A Gass y Gaddis les unía, en lo estilístico, una cierta aprensión por los marcadores textuales, y en lo temático, ese papel de invasores (la expresión es de Màrius Serra) de una historia, la americana, en permanente estado de revisión. En apariencia, El chico de Pedersen bien podría ser un relato parido en el corazón rural de las novelas de Faulkner, negro como el carbón en su descripción de un paisaje devastado repleto de personajes descastados y solitarios. Y, sin embargo, ese punto de partida, el hallazgo de un chico del vecindario prácticamente congelado en el pesebre de la granja de la familia protagonista, es el detonante para narrar, más allá de la corteza y las convenciones de la novela rural, el espacio de soledad y locura de su protagonista; ese Jorge zarandeado por la figura autoritaria y violenta del padre, eclipsado por la inteligencia práctica de Big Hans y anulado por la presencia casi testimonial de su madre. Para quien el viaje a la casa de los Pedersen en busca de respuestas se transforma en una plasmación de ese desasosiego, del frío que progresivamente invade a las propias palabras, a la misma narración, a su disposición sobre la hoja de papel, hasta borrar las líneas del relato y dejarnos, inermes, frente a frente con las debilidades de su protagonista.

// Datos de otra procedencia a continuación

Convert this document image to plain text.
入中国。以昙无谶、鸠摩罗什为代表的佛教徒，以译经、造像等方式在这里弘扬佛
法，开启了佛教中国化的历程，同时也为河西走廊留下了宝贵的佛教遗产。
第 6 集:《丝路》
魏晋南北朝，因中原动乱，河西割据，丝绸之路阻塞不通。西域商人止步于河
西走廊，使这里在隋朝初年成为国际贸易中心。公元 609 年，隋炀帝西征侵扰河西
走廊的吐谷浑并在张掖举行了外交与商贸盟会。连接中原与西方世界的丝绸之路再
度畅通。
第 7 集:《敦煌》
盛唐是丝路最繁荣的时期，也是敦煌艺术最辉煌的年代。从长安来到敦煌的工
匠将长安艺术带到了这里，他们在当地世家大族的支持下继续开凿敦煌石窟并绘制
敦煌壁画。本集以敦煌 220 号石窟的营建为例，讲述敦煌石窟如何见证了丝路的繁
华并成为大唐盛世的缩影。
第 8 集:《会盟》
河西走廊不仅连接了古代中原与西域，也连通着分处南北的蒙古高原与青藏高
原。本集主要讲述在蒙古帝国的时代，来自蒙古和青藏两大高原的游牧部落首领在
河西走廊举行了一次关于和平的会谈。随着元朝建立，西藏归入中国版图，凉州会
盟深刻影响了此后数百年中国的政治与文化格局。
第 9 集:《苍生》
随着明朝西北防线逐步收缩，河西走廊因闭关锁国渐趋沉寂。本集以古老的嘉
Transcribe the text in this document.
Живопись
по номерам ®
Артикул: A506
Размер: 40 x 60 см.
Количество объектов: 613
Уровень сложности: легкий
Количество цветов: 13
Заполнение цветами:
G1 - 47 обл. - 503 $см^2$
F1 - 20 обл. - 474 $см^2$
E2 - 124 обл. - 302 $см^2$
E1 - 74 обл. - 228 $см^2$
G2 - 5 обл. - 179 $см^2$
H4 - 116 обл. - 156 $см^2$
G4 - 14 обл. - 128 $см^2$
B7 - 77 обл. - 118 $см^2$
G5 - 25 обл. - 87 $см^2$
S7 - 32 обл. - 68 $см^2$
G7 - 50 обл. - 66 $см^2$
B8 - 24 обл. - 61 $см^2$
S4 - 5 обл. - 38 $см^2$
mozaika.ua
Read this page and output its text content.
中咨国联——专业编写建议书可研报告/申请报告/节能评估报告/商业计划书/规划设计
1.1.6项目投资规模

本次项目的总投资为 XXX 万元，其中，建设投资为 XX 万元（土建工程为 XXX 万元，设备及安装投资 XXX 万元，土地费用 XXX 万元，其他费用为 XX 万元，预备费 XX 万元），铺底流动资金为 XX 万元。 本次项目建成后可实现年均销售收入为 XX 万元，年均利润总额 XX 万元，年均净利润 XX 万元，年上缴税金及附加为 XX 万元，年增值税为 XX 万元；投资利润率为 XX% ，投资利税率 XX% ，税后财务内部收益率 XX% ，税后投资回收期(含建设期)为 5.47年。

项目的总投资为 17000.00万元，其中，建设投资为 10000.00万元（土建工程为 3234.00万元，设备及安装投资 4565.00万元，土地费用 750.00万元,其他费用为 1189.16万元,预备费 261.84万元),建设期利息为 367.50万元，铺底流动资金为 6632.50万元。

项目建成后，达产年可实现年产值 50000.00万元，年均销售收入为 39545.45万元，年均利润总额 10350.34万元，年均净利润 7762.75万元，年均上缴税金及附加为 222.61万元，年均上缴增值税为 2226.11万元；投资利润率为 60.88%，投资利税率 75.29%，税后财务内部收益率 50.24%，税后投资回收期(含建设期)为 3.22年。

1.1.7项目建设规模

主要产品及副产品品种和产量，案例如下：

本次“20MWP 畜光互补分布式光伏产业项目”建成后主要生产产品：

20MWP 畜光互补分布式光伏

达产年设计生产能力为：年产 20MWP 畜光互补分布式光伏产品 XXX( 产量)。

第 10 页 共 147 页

En el corazón del corazón del país destaca, precisamente, por la forma con la que Gass asalta las tradiciones literarias de Estados Unidos. Por su manera de dinamitar las convenciones estilísticas, aportando una mirada renovadora sobre aquellas. Como cuando en La señora ruin juega con la narración en primera persona para tramar un relato en el que la mezquindad se halla en los ojos del que mira, no solo en el personaje representado en las palabras de su protagonista. O como en el bellísimo relato que da título a la recopilación, en el que Gass traza un mapa de puntos en torno a una población de Indiana a partir de todas esas pequeñas cosas, probablemente insignificantes y de menor importancia, que por eso mismo ayudan a forjar la identidad de un lugar. De un hogar. Que enseñan, quizá también ensayan, una forma de ver. Que construyen una cosmovisión.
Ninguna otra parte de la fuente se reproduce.